For me Bruce Cockburn sums up a sense of calling in song called 'child of the wind'

I love the pounding of hooves
I love engines that roar
I love the wild music of waves on the shore
And the spiral perfection of a hawk when it soars
Love my sweet woman down to the core

There's roads and there's roads
And they call, can't you hear it?
Roads of the earth
And roads of the spirit
The best roads of all
Are the ones that aren't certain
One of those is where you'll find me
Till they drop the big curtain


Hear the wind moan
In the bright diamond sky
These mountains are waiting
Brown-green and dry
I'm too old for the term
But I'll use it anyway
I'll be a child of the wind
Till the end of my days


Little round planet
In a big universe
Sometimes it looks blessed
Sometimes it looks cursed
Depends on what you look at obviously
But even more it depends on the way that you see
Hear the wind moan
In the bright diamond sky
These mountains are waiting
Brown-green and dry
I'm too old for the term
But I'll use it anyway
I'll be a child of the wind
Till the end of my days


You sojourn in these shaking isles has had a profound impact on my life and sense of calling.

God’s Blessing

Clive McKegg

Hi Tim - glad to hear a bit more of your story as it fills out a bit more of things you shared in class. It's our great loss having you leave NZ but I sense its a good thing for you to be returning home at this time. You've had and continue to have a significant input into my life (I think I'll be working through the implications for the rest of my life!) so thanks again.
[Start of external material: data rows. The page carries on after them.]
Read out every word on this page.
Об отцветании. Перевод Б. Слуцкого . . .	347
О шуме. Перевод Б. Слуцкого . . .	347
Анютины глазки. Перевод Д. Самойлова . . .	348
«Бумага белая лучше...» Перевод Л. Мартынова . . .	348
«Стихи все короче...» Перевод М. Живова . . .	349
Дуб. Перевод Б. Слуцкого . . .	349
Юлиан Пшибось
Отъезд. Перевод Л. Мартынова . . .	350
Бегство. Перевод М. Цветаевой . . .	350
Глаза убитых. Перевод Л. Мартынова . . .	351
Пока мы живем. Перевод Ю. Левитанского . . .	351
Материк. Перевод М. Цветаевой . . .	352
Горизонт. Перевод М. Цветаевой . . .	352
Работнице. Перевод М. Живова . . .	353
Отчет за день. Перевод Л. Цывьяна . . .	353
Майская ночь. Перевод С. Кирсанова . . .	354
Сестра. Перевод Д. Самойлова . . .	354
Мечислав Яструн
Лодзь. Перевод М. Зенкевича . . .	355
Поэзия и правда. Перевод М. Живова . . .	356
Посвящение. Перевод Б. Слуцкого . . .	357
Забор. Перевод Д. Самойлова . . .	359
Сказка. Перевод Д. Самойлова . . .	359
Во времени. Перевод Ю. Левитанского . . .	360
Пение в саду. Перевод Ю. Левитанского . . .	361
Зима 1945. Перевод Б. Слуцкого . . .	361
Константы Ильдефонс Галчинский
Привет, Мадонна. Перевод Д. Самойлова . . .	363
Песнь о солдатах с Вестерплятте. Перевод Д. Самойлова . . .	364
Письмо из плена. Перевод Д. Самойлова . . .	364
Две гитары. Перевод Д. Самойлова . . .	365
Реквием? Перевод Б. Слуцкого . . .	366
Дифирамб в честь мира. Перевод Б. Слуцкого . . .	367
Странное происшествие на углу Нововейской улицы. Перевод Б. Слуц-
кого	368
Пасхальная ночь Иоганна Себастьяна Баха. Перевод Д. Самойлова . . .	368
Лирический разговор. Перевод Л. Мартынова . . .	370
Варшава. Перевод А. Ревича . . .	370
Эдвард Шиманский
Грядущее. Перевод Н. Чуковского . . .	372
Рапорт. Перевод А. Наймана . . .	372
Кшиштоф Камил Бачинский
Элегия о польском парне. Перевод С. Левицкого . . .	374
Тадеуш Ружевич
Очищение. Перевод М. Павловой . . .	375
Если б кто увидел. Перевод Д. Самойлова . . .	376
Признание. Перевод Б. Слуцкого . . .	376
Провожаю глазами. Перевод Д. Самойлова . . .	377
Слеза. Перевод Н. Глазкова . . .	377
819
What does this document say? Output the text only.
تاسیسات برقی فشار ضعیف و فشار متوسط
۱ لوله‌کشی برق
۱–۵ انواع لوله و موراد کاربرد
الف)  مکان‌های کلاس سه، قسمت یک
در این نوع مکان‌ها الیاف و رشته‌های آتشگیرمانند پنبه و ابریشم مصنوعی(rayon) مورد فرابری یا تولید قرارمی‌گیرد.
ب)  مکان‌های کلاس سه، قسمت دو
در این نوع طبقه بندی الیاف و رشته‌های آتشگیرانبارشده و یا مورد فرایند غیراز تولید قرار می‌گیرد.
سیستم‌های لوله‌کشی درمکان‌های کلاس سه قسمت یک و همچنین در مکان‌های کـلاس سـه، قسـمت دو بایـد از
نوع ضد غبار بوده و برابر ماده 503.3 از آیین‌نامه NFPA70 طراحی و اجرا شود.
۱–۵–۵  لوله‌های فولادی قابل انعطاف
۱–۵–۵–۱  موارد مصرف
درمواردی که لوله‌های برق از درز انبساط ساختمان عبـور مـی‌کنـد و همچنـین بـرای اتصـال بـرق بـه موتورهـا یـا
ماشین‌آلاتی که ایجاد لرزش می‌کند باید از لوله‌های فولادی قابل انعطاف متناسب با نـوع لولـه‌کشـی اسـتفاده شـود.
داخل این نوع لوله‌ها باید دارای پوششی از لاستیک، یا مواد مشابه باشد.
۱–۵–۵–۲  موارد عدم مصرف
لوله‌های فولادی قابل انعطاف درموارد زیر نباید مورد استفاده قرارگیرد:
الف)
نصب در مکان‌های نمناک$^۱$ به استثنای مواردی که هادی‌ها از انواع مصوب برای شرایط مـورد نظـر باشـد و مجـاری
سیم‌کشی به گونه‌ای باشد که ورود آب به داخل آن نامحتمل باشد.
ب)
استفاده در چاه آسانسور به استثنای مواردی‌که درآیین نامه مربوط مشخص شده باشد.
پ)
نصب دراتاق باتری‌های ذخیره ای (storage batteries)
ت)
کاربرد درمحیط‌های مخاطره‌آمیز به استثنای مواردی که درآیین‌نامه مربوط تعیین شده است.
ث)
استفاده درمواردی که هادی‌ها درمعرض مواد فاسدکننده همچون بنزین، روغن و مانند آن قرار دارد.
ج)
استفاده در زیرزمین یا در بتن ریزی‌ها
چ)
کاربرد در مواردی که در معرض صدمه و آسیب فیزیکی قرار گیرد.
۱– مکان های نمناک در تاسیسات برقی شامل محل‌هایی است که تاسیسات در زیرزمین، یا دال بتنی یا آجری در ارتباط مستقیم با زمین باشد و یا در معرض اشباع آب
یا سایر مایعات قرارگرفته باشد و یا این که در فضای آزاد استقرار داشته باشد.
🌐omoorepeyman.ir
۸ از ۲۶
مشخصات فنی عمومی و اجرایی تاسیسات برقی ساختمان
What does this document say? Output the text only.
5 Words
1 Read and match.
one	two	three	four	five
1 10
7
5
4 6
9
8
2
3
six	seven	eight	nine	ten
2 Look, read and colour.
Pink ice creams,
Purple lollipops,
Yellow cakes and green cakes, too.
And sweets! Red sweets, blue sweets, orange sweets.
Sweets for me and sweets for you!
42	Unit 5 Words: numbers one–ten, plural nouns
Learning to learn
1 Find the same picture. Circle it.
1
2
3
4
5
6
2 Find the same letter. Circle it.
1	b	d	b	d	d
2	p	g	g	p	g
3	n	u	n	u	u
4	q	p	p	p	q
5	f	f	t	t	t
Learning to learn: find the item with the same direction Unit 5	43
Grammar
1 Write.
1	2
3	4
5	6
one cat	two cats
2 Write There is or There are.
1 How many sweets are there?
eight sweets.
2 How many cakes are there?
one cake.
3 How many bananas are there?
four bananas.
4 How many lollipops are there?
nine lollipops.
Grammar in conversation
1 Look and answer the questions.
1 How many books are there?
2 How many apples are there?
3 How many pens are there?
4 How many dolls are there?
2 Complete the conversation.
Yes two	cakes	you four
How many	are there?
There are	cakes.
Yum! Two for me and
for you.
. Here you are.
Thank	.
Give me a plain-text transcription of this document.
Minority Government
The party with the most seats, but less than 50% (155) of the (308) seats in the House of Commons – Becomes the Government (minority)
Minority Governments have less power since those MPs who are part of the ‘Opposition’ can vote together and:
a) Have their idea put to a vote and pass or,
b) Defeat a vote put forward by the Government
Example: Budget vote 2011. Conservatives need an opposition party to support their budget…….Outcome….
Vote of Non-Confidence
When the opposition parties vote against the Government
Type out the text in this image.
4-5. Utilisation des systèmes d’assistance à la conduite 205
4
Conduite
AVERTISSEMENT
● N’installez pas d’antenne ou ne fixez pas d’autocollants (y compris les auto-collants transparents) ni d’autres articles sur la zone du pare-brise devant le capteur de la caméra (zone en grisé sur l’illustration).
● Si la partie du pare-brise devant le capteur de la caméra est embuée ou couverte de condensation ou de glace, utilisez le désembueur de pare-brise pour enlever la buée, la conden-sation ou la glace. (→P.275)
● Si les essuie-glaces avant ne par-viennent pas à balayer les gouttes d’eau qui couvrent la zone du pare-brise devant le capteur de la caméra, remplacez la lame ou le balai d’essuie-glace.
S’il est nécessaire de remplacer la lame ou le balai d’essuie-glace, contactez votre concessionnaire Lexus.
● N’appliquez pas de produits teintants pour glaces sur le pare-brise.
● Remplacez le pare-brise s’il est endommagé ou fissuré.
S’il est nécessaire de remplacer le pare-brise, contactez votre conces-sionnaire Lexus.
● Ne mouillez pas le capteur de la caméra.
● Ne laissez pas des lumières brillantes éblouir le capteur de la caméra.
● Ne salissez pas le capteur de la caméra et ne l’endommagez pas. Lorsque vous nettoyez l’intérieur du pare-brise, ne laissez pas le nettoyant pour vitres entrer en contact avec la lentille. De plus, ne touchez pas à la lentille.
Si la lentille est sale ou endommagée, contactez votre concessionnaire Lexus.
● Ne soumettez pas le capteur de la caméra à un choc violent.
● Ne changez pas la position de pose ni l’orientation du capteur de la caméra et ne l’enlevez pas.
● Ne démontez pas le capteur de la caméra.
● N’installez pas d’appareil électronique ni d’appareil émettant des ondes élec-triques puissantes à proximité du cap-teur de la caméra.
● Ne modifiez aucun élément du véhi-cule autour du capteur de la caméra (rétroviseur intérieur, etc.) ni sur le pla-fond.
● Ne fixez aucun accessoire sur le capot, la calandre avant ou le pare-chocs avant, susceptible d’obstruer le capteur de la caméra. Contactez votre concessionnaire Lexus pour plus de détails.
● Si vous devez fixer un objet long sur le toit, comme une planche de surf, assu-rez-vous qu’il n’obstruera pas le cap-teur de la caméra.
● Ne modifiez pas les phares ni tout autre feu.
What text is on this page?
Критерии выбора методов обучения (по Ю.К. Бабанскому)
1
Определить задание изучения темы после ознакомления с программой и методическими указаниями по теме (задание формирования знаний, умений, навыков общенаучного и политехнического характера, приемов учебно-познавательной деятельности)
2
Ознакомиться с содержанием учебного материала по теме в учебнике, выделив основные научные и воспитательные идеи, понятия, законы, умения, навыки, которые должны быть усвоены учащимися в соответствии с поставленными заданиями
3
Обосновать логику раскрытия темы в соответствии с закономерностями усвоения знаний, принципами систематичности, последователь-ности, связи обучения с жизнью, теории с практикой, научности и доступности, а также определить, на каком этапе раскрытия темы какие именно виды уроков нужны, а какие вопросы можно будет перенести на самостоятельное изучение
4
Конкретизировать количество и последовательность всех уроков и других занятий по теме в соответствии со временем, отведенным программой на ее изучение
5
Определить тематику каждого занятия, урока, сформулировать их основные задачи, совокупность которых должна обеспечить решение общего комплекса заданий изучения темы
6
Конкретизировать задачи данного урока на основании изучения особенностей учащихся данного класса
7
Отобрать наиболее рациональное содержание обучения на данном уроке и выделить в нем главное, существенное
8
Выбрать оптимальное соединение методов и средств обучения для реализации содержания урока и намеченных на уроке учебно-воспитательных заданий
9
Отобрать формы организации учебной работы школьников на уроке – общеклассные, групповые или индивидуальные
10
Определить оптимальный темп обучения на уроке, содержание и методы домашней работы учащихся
It was very timely for me! I'll keenly follow your progress. Thanks for sharing your journey with us.
Blessings,
Clive

Tim Keel

Hi Howard - so great to hear from you. Thanks for sharing your thoughts, those lyrics (Cockburn is great), and your blessing. I am glad to have gotten to know you and am excited to see how your story continues to play out.

Tim Keel

Hi Clive - I really enjoyed getting to know you, if only just a bit, last semester. Like I said to Howard, I am excited to see how your journey will continue to unfold. I have a sense that there is much more of your tale yet to be told. Blessings.